Pé de lótus: a dolorosa tradição que deformou pés de mulheres na China
Esse ideal de beleza levava as meninas, desde tenra idade, a submeterem-se a um processo doloroso de esmagamento dos pés, para que eles coubessem em pequenos sapatos de seda
Por Plox
30/08/2024 09h14 - Atualizado há 8 meses
Durante séculos, a prática do "foot binding" marcou a sociedade chinesa, impondo uma dolorosa deformação nos pés das mulheres para atender aos padrões de beleza e submissão exigidos pela sociedade patriarcal. Essa tradição, que começou no século X e persistiu até o início do século XX, impactou gerações, levando a danos físicos e psicológicos irreversíveis.

A origem e a difusão da prática
A prática do pé de lótus teve início durante o período das Cinco Dinastias e Dez Reinos e se popularizou especialmente durante a dinastia Qing, entre 1635 e 1912. As mulheres eram ensinadas que seus pés deveriam ser extremamente pequenos para serem consideradas atraentes e, portanto, dignas de casamento. Esse ideal de beleza levava as meninas, desde tenra idade, a submeterem-se a um processo doloroso de esmagamento dos pés, para que eles coubessem em pequenos sapatos de seda.

Acredita-se que a origem do pé de lótus esteja ligada a uma dançarina da corte do século X, chamada Yao Niang, que teria amarrado seus pés na forma de uma lua crescente para se apresentar ao imperador Li Yu, dançando sobre um lótus dourado de 1,80 metro, adornado com fitas e pedras preciosas. Inspiradas pela delicadeza e pelo apelo erótico atribuído a Yao Niang, outras mulheres da corte começaram a amarrar seus pés para adquirir um corpo similar, dando início à tradição que se perpetuou por séculos.

Impactos sociais e repressão feminina
Além do aspecto estético, a prática serviu como uma ferramenta de controle social sobre as mulheres. Com os pés deformados, elas tinham mobilidade limitada, sendo relegadas a atividades domésticas e de artesanato, como fiar algodão, sem qualquer envolvimento nos assuntos externos ou na vida pública. Era uma maneira de mantê-las sob controle, reforçando a ideia de que o papel feminino deveria ser restrito ao ambiente doméstico.

As consequências médicas e físicas dessa prática foram graves e permanentes. As mulheres eram forçadas a reaprender a andar, com os pés em posições dolorosas, o que frequentemente resultava em problemas de saúde irreversíveis. Muitos estudos antropológicos documentaram os impactos sociais e médicos do pé de lótus, mas as consequências médicas foram amplamente negligenciadas pela sociedade da época.

Os padrões do pé de lótus
Existiam diferentes categorias de pés de lótus, sendo o "lótus dourado" de 10 centímetros o mais valorizado. Pés maiores, acima de 15 centímetros, eram chamados de "lótus de ferro" e vistos como inaceitáveis para casamento, condenando as mulheres a um futuro sem perspectivas. O processo de deformação envolvia quebrar os dedos dos pés, prendê-los sob a sola e amarrar firmemente, causando intensa dor e limitações físicas significativas.

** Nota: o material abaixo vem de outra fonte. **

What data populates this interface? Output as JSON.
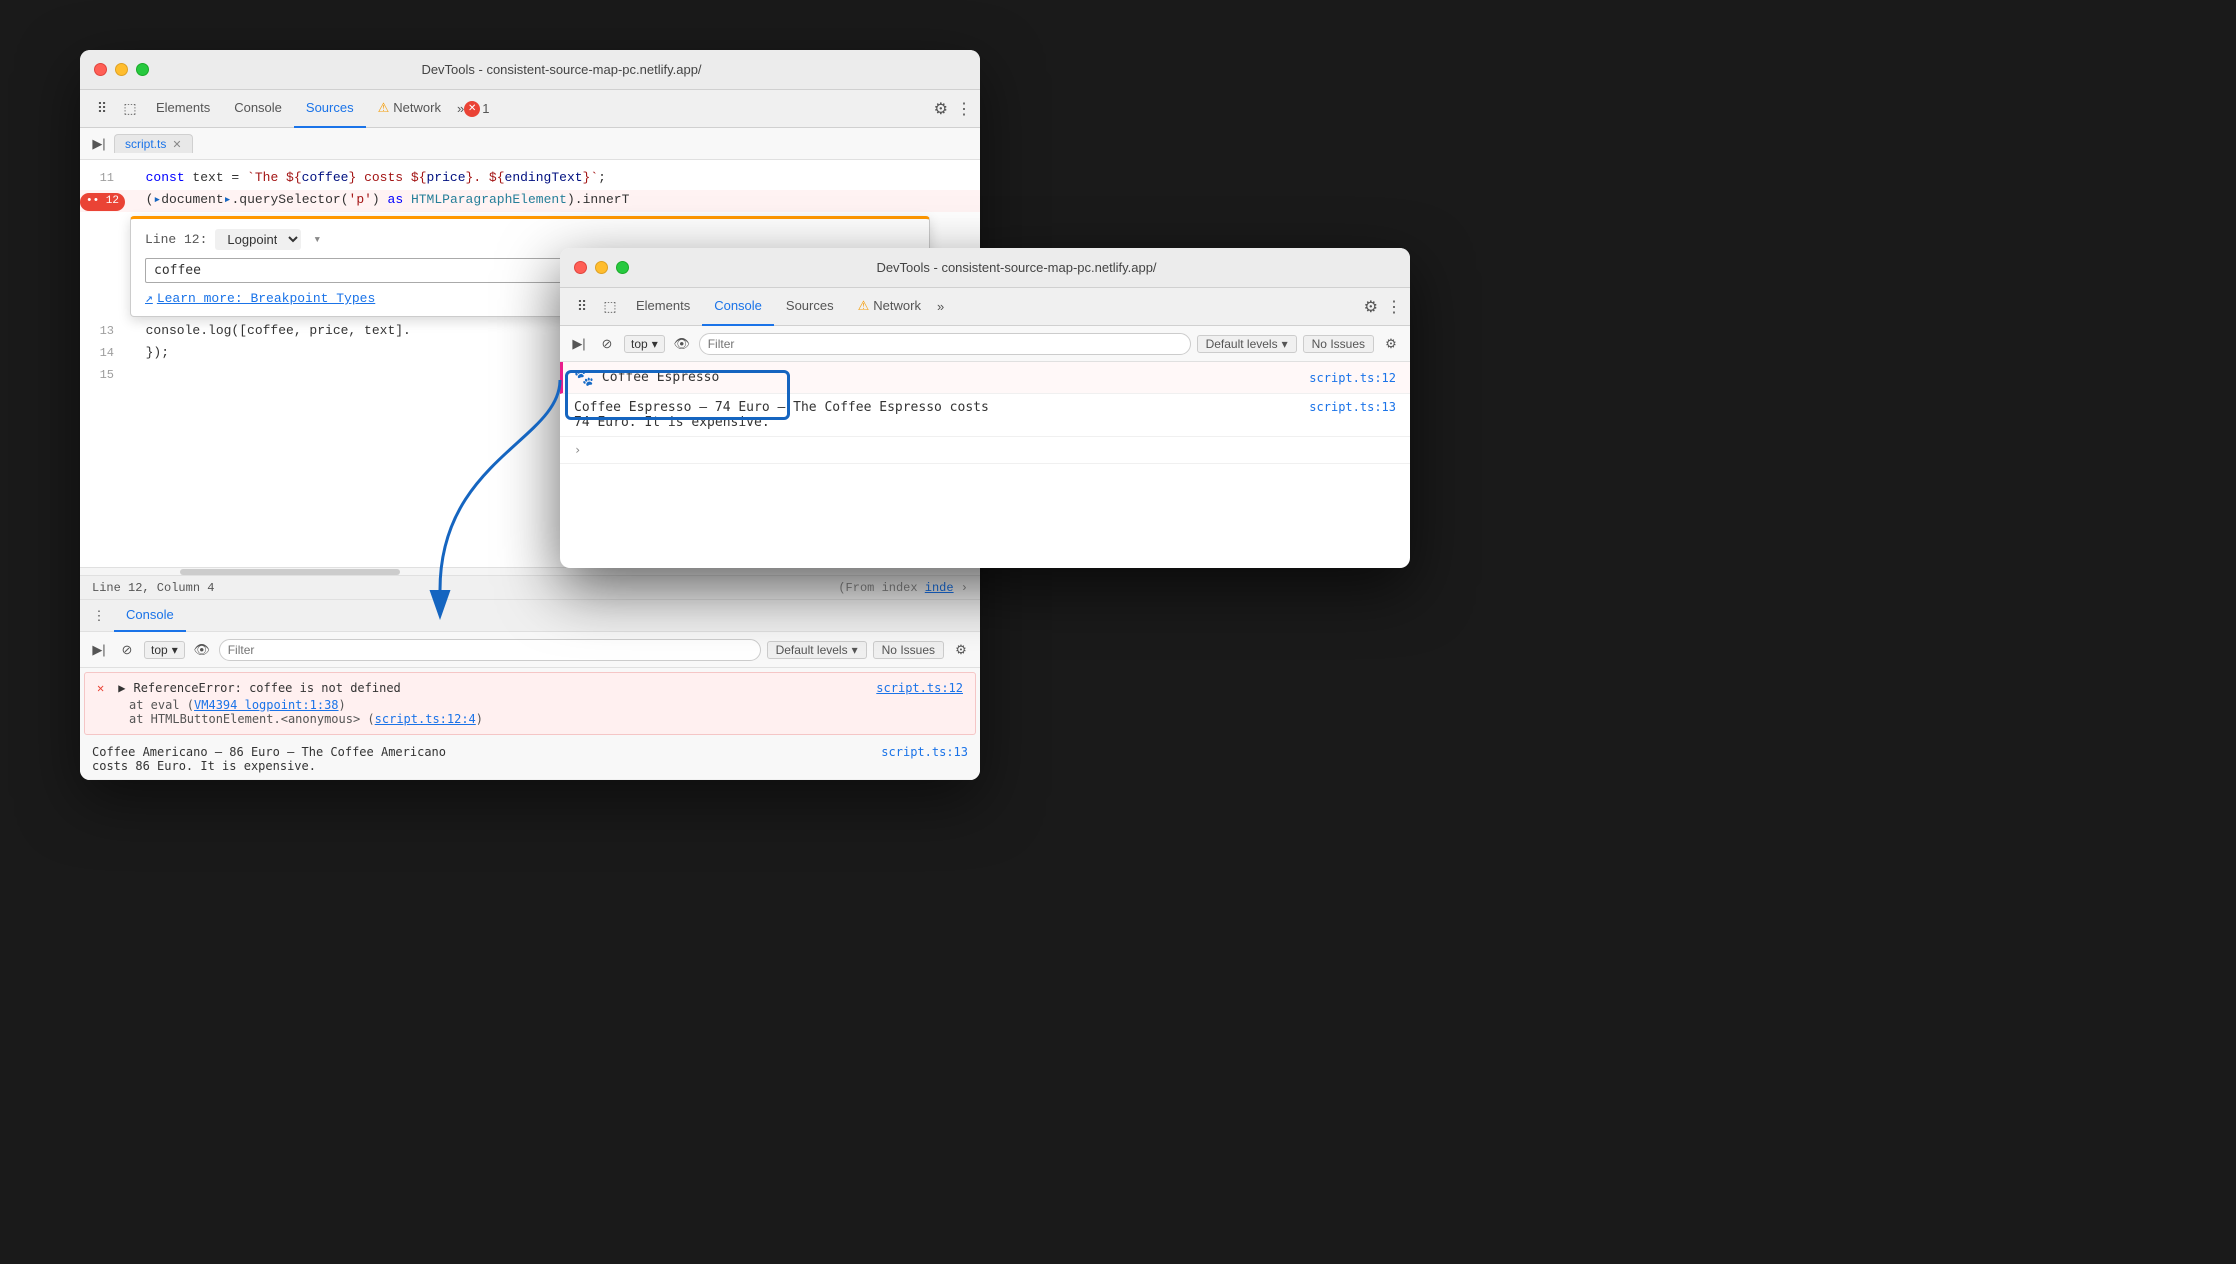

Relatos de sobreviventes e a proibição
Em 2015, o fotógrafo Jo Farrell documentou as últimas sobreviventes dessa prática em seu projeto "Farrell Living History: Bound Feet Women of China". Ele começou em 2005 na província de Shandong, onde conheceu Zang Yun Ying, uma idosa que ainda possuía os pés enfaixados, resquício de uma tradição quase extinta. Ao longo de nove anos, Farrell encontrou cerca de 50 mulheres com idades avançadas, a mais velha delas com 103 anos, e relatou ao The Guardian sobre o intenso sofrimento que enfrentaram, especialmente no primeiro ano de amarração, considerado o mais doloroso.
As mulheres relatavam que, após anos de dor constante, seus pés ficavam dormentes, e eventualmente elas deixavam de sentir qualquer coisa. “Depois disso, os dedos dos pés ficavam dormentes e, 50 ou 60 anos depois, elas paravam de sentir dor, ou de sentir os pés. Ficava tudo entorpecido”, afirmou Farrell.
A prática foi oficialmente proibida na década de 1950, durante o governo de Mao Zedong, que buscava modernizar a China e romper com tradições antigas que não se alinhavam com os novos ideais do país. A proibição envolveu a atuação de fiscais anti-amarração que humilhavam publicamente as mulheres com pés de lótus, visando desencorajar a continuação dessa prática brutal.